Objective: To assess the effects of the culture of melanoma cells in 3-dimensional (3D) architectures on their immunorecognition by cytotoxic T lymphocytes (CTLs) specific for tumor-associated antigens. Summary background data: Growth in 3D architectures has been shown to promote the resistance of cancers to treatment with drugs, cytokines, or irradiation, thereby potentially playing an important role in tumor expansion. We investigated the effects of 3D culture on the recognition of melanoma cells by antigen-specific HLA class I-restricted CTLs.
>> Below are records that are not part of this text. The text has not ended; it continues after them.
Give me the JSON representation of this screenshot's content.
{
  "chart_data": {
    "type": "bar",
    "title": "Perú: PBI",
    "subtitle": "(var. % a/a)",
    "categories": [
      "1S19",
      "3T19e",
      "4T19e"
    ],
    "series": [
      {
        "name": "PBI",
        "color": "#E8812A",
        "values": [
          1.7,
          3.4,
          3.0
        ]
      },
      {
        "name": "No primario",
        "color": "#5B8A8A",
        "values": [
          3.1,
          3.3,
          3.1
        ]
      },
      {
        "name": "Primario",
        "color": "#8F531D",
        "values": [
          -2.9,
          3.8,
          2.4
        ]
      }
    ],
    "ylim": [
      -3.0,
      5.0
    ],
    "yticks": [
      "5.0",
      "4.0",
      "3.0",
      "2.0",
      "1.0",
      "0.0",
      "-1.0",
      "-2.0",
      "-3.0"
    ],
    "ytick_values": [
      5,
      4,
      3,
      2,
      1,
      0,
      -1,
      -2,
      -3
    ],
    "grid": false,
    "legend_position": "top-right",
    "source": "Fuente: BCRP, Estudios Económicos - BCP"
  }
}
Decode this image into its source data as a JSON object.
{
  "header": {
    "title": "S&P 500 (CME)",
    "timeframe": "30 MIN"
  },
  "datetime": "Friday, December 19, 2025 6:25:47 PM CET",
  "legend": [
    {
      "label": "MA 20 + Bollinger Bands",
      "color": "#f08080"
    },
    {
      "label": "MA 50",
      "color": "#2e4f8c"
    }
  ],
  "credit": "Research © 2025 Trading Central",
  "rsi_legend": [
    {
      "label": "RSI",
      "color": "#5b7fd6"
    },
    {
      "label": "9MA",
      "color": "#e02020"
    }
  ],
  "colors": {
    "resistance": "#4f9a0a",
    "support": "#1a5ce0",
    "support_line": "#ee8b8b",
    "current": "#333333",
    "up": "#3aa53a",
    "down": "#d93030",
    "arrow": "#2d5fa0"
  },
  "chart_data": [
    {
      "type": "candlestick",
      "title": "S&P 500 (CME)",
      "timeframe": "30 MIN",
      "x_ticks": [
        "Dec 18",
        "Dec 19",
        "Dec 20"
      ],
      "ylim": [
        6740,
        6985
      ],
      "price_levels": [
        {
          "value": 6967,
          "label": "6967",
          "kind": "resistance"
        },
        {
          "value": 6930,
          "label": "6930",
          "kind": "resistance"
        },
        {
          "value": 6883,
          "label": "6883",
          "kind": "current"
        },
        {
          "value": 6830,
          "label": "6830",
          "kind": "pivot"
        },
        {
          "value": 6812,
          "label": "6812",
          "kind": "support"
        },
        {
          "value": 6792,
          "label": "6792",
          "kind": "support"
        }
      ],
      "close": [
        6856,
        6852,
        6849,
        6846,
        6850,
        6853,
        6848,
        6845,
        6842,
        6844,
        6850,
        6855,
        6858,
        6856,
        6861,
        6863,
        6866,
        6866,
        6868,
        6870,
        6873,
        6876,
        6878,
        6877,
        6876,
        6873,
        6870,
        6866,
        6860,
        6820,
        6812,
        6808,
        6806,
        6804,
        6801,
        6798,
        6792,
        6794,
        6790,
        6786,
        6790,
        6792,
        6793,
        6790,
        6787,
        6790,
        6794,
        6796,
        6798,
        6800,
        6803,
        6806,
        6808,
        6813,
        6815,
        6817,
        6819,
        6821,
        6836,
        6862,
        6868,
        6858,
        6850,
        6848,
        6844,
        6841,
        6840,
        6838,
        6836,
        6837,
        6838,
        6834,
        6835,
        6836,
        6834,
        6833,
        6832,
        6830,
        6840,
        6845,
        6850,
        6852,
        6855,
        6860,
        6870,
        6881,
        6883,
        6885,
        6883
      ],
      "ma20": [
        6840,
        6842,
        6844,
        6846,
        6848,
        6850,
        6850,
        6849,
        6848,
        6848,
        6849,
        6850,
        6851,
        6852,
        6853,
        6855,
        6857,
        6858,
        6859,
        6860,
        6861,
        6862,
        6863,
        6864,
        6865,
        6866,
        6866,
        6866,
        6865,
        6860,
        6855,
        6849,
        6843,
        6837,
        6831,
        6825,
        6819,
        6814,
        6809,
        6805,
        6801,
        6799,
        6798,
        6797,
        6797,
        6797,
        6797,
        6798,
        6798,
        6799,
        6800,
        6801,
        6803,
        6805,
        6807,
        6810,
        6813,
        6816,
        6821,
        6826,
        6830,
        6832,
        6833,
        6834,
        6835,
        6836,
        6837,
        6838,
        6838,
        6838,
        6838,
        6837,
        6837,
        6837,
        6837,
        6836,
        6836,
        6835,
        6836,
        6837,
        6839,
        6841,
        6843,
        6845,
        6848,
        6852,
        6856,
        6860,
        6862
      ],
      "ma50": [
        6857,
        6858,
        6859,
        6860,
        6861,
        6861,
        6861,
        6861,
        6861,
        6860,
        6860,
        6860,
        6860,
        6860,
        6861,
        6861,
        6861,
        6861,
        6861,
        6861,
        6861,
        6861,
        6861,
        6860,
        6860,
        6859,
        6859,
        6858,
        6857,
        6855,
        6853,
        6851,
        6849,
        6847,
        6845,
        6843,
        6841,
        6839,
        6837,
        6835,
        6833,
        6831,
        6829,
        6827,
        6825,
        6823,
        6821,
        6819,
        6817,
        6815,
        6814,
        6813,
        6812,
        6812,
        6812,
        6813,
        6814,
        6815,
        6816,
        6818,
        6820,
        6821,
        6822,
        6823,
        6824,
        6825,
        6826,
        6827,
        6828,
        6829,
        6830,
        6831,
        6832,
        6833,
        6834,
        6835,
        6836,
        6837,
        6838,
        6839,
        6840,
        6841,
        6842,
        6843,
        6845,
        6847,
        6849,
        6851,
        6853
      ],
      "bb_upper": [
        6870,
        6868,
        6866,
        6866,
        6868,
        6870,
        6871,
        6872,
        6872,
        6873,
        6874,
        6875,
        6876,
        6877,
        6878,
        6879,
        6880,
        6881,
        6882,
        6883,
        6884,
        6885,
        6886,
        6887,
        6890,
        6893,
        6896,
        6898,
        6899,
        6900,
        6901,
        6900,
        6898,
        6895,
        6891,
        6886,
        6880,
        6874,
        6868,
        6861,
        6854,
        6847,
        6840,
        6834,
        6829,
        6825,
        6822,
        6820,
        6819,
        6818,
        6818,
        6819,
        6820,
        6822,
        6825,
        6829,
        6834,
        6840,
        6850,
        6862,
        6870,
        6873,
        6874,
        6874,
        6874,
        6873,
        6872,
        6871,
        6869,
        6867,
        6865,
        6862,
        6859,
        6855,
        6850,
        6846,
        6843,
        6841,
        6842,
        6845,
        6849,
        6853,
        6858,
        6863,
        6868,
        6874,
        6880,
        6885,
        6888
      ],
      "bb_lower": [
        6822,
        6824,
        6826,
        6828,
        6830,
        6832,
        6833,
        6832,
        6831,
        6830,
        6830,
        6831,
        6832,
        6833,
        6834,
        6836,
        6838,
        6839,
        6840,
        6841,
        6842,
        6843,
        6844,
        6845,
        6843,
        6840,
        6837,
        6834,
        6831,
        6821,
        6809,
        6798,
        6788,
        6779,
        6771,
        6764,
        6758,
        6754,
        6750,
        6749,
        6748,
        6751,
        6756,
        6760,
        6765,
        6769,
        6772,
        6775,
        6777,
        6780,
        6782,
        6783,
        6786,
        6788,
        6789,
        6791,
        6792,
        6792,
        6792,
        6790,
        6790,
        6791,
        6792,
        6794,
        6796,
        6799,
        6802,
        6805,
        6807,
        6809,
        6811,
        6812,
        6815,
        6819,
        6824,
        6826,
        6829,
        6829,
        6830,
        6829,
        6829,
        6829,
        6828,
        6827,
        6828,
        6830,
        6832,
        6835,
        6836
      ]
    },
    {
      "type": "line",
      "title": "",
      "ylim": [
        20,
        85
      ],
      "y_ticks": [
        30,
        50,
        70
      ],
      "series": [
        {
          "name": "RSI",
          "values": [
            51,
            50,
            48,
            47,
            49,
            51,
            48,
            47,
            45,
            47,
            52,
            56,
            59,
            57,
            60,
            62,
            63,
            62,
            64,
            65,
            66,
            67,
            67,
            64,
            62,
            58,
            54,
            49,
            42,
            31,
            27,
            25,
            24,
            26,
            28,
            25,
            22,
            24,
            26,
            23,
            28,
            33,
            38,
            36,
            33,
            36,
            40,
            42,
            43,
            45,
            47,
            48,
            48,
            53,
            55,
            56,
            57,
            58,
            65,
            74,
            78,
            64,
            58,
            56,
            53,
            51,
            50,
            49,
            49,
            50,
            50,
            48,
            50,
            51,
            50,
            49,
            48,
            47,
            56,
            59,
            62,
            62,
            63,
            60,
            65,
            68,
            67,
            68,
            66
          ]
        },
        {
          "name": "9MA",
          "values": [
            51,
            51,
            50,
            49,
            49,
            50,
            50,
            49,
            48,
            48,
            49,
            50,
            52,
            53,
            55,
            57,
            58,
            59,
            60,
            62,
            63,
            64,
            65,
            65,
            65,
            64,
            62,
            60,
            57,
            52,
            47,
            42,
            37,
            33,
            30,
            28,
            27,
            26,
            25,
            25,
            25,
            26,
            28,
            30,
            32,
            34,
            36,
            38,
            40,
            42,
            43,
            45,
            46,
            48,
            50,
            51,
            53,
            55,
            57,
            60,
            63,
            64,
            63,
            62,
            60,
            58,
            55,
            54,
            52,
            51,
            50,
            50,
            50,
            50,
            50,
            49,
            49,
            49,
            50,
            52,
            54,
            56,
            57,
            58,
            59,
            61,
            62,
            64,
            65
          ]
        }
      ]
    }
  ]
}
Methods: Culture of HBL melanoma cells expressing Melan-A/Mart-1 tumor-associated antigen and HLA-A0201 on poly-2-hydroxyethyl methacrylate (polyHEMA)-coated plates resulted in the generation of aggregates of 400- to 500-microm diameters containing on average 30,000 cells and characterized by slower proliferation, as compared with monolayer (2-dimensional) cultures. HLA-A0201 restricted Melan-A/Mart-127-35-specific CTL clones were used to evaluate tumor cell immunorecognition measured as specific IFN-gamma production. Comparative gene and protein expression in 2D and 3D cultures was studied by real-time PCR and flow cytometry, respectively. Overall differences in gene expression profiles between 2D and 3D cultures were evaluated by high-density oligonucleotide array hybridization. Results: HLA-A0201 restricted Melan-A/Mart-127-35 specific CTL clones produced high amounts of IFN-gamma upon short-term (4-24 hours) coincubation with HBL cells cultured in 2D but not in 3D, thus suggesting altered antigen recognition. Indeed, Melan-A/Mart-1 expression, at both gene and protein levels, was significantly decreased in 3D as compared with 2D cultures. Concomitantly, a parallel decrease of HLA class I molecule expression was also observed. Differential gene profiling studies on HBL cells showed an increased expression of genes encoding molecules involved in intercellular adhesion, such as junctional adhesion molecule 2 and cadherin-like 1 (>20- and 8-fold up-regulated, respectively) in 3D as compared with 2D cultures. Conclusions: Taken together, our data suggest that mere growth of melanoma cells in 3D architectures, in the absence of immunoselective pressure, may result in defective recognition by tumor-associated antigen-specific CTL.